His Real Life Was the Biggest Fantasy of All

My Dinner with Hervé
2018 | R | 1 Hr. 50 Min | Drama Biography |  Daredevil Films
Director: Sacha Gervasi

Writers: 
Sacha Gervasi (story)
Sean Macaulay (story) |

Stars: 
Peter Dinklage
Jamie Dornan
Frida Munting

Synopsis: A look at the life of French actor Hervé Villechaize, co-star of the hit '70s TV series "Fantasy Island", who took his own life in 1993 at the age of 50.

From writer and director Sacha Gervasi (who gave us the amazing documentary Anvil: The Story of Anvil and Hitchcock) tells us a personal story with My Dinner with Hervé filling us in on what happened when struggling journalist Danny Tate (Fifty Shades star Jamie Dornan ) unwillingly takes an assignment to interview actor Hervé Villechaize (Peter Dinklage Game of Thrones) that turned into so much more. After having the French dwarf pull a knife on him and being challenged to delve deeper into the man behind the public persona, an unlikely friendship formed over a wild night in Los Angeles that became a life-changing experience for both men and you the viewer.


Dinklage adopts Villechaize’s high pitched voice and his French accent well and at times is hard to understand but his performance transcends all of that. He brings all kinds of layers of conflict, arrogance, insecurity, and sorrow to a man who was viewed by most of the public as a pop star and a spoiled celebrity. Dinklage should easily be mentioned come award season with a solid shot at the Golden Globe you really felt Villechaize's pain and loneliness through his acting. Dornan, on the other hand, was a little missed placed if you ask me, almost a little to easy on the eyes and when they flash to the guy he is playing you just can not wrap your mind around this guys life that just played out in front of you. Never the less they play well off of each other and you really start to feel an instant bond. 

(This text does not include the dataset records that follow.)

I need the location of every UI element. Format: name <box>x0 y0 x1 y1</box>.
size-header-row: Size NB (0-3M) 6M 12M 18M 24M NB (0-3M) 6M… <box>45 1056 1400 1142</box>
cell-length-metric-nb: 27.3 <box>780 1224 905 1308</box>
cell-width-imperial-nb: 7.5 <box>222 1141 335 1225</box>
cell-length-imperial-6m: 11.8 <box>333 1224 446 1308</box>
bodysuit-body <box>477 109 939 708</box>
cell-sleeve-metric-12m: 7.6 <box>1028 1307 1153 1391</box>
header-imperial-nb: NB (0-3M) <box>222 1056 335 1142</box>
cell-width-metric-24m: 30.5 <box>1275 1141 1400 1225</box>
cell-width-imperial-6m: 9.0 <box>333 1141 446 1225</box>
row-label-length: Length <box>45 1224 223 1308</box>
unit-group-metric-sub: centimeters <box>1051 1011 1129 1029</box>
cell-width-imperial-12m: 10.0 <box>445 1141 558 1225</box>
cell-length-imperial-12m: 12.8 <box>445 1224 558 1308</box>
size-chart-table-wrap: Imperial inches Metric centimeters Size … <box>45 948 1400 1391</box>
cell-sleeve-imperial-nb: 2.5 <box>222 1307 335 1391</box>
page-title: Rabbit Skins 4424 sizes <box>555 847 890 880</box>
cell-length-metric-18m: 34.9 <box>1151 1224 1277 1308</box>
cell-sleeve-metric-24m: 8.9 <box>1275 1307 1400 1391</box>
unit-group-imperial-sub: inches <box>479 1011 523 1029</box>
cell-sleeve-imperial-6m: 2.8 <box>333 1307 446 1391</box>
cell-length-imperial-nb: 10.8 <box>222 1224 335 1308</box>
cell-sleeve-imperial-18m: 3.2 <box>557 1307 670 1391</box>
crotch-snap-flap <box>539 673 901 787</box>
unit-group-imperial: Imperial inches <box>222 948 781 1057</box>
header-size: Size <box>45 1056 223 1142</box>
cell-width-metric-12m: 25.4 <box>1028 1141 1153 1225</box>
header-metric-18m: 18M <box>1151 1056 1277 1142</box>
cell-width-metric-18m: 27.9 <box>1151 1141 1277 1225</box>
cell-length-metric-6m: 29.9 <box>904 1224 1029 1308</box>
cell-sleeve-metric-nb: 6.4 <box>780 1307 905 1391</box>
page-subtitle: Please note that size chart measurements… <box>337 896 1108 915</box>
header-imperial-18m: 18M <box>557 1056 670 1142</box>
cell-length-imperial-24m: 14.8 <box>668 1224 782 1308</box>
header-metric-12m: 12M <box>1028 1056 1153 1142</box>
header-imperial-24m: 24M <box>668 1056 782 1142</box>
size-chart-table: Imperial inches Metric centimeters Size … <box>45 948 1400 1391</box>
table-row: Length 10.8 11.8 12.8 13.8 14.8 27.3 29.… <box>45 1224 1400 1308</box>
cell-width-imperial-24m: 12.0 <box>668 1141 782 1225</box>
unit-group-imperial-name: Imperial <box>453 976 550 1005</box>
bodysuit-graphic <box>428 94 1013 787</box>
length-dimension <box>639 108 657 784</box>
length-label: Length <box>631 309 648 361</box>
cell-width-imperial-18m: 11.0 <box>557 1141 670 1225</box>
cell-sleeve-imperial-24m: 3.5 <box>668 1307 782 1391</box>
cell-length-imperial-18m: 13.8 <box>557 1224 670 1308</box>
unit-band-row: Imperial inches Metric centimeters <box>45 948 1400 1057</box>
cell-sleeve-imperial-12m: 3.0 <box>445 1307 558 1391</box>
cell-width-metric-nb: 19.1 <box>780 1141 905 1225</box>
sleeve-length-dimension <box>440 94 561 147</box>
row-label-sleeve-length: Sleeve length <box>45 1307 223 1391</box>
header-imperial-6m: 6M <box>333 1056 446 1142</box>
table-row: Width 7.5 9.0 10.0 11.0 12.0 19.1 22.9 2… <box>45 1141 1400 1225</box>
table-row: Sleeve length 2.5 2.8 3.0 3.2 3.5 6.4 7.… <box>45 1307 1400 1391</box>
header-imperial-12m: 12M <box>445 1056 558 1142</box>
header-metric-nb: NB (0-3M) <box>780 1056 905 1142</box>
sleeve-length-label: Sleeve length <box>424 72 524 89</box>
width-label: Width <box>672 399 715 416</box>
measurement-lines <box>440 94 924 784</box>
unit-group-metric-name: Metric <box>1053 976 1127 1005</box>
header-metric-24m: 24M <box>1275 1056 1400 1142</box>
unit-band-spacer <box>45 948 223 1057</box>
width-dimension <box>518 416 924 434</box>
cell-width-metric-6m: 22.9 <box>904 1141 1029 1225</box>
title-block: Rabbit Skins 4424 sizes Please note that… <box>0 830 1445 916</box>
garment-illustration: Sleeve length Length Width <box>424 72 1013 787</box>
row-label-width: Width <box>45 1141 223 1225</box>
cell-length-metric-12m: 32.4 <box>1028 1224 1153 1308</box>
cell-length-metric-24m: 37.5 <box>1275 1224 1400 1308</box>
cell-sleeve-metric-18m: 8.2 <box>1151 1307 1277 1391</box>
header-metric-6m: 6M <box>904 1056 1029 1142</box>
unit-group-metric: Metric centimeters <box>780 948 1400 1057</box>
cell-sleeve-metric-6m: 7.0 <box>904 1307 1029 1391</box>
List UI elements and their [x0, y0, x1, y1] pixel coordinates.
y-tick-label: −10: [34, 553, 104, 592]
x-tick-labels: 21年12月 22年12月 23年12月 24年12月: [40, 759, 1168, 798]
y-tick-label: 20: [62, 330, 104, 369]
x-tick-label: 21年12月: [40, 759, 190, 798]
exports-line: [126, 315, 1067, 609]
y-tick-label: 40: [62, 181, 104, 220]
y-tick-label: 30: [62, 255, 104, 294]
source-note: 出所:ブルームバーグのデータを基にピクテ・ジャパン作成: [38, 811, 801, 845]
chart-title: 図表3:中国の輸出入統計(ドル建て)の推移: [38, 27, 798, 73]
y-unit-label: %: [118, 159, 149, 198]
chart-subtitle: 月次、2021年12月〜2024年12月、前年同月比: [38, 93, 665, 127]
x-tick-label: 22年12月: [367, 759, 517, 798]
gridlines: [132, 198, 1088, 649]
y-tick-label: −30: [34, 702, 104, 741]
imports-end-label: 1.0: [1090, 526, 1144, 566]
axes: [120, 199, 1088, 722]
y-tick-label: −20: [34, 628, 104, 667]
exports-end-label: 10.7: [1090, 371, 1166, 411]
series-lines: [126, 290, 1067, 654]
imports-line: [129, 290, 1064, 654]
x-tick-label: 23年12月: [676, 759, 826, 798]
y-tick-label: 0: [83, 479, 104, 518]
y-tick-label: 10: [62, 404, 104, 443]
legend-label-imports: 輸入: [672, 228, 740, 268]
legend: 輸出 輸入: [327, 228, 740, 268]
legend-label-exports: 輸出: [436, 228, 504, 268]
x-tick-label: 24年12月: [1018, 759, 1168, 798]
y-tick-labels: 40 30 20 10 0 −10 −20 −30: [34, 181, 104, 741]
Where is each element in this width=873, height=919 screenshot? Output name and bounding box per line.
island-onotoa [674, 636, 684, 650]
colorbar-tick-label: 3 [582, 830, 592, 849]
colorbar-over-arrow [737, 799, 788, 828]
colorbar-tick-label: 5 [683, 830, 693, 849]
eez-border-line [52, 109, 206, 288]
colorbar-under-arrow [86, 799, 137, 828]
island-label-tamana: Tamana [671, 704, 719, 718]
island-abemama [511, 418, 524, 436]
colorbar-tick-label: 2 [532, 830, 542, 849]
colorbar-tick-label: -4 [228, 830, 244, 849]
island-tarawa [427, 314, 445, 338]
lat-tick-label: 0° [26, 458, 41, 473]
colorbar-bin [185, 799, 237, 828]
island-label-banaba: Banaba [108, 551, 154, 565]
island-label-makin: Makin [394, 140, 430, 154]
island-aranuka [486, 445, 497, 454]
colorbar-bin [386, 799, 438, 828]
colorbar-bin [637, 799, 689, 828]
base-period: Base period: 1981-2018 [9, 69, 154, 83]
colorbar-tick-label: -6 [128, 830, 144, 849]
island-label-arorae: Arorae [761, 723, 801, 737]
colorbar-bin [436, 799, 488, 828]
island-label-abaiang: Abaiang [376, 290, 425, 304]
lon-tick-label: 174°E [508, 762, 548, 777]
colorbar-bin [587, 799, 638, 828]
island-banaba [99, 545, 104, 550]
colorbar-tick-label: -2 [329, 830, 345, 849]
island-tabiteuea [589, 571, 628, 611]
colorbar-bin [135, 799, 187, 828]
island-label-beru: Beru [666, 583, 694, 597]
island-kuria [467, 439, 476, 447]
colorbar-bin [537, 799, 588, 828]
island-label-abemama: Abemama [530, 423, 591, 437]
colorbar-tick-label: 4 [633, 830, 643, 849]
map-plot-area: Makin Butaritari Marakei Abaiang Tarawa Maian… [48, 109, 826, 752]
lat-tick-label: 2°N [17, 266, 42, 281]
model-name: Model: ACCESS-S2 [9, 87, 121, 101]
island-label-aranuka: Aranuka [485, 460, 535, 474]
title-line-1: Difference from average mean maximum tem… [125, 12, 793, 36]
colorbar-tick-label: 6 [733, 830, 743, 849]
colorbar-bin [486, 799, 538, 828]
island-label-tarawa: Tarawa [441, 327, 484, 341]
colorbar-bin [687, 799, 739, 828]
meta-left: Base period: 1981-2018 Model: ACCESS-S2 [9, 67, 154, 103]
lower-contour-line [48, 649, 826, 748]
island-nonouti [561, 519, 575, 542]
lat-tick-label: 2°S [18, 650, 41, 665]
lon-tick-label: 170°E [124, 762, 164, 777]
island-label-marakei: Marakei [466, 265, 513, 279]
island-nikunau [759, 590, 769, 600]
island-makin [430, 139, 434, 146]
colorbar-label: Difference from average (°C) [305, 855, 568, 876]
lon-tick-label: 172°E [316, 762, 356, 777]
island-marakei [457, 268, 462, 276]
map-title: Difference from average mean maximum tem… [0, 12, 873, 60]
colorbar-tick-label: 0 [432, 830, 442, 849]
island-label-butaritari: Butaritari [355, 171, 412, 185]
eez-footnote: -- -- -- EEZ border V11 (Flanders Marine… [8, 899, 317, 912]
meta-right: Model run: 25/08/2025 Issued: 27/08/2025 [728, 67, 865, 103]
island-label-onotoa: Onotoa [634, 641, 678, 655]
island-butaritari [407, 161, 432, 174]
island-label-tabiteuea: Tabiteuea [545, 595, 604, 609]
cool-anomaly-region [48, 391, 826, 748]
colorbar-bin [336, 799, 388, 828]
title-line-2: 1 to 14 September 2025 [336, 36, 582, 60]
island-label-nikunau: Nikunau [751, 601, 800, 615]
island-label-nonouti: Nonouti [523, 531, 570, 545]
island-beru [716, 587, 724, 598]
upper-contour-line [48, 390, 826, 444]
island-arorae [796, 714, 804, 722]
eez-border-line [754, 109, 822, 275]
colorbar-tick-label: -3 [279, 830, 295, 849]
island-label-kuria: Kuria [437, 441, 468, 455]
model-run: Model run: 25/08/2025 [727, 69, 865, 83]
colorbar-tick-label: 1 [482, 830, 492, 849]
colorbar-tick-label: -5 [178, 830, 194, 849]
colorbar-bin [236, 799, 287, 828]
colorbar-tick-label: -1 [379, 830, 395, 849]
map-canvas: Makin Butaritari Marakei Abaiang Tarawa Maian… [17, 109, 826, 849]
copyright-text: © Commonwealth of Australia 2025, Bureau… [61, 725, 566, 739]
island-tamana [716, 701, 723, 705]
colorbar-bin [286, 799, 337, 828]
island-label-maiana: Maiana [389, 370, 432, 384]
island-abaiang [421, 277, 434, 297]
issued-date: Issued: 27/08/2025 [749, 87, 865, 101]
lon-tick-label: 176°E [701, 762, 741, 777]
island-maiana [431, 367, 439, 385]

The movie takes place mainly with Hervé talking, in a restaurant and in his limousine, as the narrative flashes back to vignettes from his breakthrough role in the 1974 Bond movie “The Man With the Golden Gun” and his run as Tattoo on “Fantasy Island. As that story plays out we also see Danny begin to work out some of his own troubles as he pushes Hervé to be thoroughly honest, he feels more empowered to face his own darker truths. Coming off of 30 days sobriety after wrecking his marriage you can quickly see why these two needed each other. 


Even tho you know the outcome you never really want it to get there. It would have been nice to hear about Herve's earlier career before the Bond movie but we do get a lesson in his early artistic career. His relationship with his mother is left for you to decipher as well as his broken marriage that is only slightly touched upon. Overall this is a fun tale of a broken man that I never knew was broken,  like most, I saw him as "The Plane, The Plane" charter and not the pain that came with it. Dinner does open your eyes to his career but I feel it lacks in some of those aspects as well. Don't skip out on Dinner with Herve, in the end, is well worth your time and effort, especially if you grew up on 70's TV. 


4 out of 5 Stars


Comments

  1. This sounds good -- I hadn't heard of it so thanks for putting it on my radar!